Quote from: robertross on 09/18/2014 09:49 pmQuote from: nadreck on 09/18/2014 09:22 pmNow there has been reference on the thread here about the use of CST-100 or Dragon V2 as a lifeboat. Does anyone here think that this would be redundant crew return capacity? That is, park a spare capsule over and above the ones that brought passengers? If so would it make sense for that to be a capsule capable of returning the full complement of the station (ie a 7 seat Dragon V2 or CST-100) and maybe one designed to be tested regularly but have a useful shelf life of several years? I suppose that's possible.The USTV designation is designed to dock on N1 Nadir & N2 Nadir (after PMM relocation). Currently (L2 document) they have only 1-month docked stays shown. However, SpaceX, Orbital, and HTV all use those same two docking ports for cargo, and JAXA plans on providing an additional 2 modules in the future (yay). So it makes it very congested.I do believe however that there are plans for an additional port? I can't remember 100% though.edit to add: 'ISS' Pete is the authority on here to figure this stuff out. USTV is the CRS2 cargo vehicles. Look for "USCV"Should be Node 2 Fwd and Node 2 Zenith.
But I'm rather surprised and disappointed SNC lost out to Boeing when Dream Chaser is clearly a more capable and innovative then the CST-100.
I suspect the same since SNC's vehicle was clearly a better vehicle and seemed to have been farther along.
Kind of defeats the purpose of "commercial crew" though to eliminate one of the innovators and then give the least innovative proposal a significantly higher amount of funding. But really, I'd rather see CST-100 replace
I'm really surprised Boeing got 4.2 billion dollars while Spacex only got 2.6 billion.
Quote from: Patchouli on 09/18/2014 11:30 pmI'm really surprised Boeing got 4.2 billion dollars while Spacex only got 2.6 billion.I'm too cynical to be surprised.

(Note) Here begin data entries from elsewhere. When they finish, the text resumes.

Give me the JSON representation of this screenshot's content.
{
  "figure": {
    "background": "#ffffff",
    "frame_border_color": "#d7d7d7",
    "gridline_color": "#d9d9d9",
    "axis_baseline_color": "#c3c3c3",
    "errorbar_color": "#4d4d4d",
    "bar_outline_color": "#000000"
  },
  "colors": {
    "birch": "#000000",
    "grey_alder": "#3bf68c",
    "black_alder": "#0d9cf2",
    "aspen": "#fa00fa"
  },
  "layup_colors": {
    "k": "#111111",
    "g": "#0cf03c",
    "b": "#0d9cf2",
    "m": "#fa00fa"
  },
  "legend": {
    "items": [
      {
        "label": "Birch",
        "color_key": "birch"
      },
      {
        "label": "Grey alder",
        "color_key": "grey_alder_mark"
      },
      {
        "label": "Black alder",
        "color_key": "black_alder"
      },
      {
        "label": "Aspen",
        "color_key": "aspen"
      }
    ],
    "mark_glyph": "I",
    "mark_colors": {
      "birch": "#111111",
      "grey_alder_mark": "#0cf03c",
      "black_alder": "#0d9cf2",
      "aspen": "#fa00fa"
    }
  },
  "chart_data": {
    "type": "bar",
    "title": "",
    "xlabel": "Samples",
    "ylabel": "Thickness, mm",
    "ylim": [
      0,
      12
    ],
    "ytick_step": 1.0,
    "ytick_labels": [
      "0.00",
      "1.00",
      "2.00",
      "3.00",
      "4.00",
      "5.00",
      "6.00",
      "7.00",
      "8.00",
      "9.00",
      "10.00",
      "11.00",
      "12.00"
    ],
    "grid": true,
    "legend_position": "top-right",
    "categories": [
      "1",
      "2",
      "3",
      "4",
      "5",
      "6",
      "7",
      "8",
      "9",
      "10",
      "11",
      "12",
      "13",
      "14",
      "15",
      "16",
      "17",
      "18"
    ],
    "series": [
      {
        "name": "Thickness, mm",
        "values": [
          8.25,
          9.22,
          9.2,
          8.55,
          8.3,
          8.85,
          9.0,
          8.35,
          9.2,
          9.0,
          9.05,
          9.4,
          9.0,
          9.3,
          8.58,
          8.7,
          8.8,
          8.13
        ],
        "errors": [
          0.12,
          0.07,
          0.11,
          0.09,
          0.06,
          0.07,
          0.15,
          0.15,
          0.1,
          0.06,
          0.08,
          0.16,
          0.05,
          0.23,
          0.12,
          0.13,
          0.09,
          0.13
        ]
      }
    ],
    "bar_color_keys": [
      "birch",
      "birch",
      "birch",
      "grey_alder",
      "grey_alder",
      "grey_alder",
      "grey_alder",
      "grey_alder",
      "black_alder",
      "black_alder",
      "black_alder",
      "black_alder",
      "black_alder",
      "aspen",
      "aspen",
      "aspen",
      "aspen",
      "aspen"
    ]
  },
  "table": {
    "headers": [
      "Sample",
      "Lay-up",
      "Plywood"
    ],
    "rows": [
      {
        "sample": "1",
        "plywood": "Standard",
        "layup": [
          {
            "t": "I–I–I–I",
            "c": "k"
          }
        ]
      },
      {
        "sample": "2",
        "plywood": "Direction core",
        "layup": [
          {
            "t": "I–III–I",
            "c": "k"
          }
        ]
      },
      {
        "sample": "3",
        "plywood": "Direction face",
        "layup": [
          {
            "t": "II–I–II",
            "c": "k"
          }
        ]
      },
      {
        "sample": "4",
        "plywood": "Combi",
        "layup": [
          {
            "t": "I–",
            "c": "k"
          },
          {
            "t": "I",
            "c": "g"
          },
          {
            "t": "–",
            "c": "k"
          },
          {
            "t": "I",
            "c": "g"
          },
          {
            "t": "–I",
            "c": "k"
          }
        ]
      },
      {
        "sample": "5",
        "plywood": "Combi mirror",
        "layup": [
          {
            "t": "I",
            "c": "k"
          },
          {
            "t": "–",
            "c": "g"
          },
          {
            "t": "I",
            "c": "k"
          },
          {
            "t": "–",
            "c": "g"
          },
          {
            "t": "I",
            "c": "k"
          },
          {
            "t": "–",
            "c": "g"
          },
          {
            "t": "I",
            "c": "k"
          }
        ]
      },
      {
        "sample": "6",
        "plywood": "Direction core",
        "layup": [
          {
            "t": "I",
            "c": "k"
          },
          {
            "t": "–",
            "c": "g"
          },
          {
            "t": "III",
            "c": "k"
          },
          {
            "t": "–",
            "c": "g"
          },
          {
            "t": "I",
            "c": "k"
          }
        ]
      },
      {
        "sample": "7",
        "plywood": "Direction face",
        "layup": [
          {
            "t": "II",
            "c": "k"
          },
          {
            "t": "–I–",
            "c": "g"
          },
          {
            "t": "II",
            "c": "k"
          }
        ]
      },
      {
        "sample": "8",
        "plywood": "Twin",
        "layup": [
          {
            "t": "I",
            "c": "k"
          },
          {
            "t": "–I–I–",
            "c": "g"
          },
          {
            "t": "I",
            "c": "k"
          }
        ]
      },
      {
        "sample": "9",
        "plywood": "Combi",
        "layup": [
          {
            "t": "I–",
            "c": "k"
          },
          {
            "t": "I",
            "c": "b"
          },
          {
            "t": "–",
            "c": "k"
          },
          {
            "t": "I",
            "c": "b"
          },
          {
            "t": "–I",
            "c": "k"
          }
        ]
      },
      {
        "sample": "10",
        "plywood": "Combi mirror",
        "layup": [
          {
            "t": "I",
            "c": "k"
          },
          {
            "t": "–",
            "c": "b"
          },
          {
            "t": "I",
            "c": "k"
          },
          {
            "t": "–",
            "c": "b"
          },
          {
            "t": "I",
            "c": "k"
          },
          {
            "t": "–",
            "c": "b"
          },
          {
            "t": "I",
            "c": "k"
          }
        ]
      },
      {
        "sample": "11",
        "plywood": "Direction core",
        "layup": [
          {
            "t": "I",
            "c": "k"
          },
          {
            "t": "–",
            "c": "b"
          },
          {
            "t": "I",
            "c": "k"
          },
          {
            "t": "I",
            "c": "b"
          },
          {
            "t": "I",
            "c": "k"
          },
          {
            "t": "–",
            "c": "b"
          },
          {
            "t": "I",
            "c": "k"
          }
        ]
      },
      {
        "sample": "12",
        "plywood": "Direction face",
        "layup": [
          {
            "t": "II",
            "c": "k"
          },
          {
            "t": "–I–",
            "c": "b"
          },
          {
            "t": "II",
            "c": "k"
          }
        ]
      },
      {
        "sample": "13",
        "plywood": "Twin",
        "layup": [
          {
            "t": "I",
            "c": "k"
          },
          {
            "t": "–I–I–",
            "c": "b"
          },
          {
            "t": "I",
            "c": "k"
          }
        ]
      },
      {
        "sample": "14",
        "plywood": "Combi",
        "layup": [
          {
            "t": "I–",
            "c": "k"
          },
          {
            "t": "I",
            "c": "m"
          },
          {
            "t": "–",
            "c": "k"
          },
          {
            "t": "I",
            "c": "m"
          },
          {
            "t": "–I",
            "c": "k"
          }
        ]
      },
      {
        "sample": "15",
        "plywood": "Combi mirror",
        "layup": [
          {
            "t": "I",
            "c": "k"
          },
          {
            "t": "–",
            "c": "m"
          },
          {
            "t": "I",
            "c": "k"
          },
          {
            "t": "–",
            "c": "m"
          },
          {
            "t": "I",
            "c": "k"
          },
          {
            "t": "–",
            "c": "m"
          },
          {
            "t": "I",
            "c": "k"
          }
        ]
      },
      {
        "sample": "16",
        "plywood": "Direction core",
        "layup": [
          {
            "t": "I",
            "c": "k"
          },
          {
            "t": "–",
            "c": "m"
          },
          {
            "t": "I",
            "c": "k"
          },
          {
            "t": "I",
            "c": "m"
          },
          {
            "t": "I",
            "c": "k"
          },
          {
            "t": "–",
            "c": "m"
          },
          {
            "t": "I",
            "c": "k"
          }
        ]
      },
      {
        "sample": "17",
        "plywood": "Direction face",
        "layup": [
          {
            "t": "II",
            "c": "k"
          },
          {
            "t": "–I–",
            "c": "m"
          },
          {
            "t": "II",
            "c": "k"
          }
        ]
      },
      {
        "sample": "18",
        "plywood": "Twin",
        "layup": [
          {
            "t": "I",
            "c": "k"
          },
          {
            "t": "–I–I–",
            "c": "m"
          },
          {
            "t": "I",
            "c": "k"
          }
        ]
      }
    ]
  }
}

If the goal was simply to get the lowest risk solution to supplementing Soyuz for the few remaining years of ISS life, then it makes sense. But then we should have just awarded a cost-plus contract years ago, as that's a poor basis for trying to spur an innovative commercial spaceflight revolution.
So does this have anything to do with the decision to axe DC?http://www.parabolicarc.com/2014/08/19/snc-abandons-hybrid-motors-dream-chaser/Seems like quite a late change. Calling a new play after the snap really.
Jim, in what ways was DreamChaser inferior to CST-100?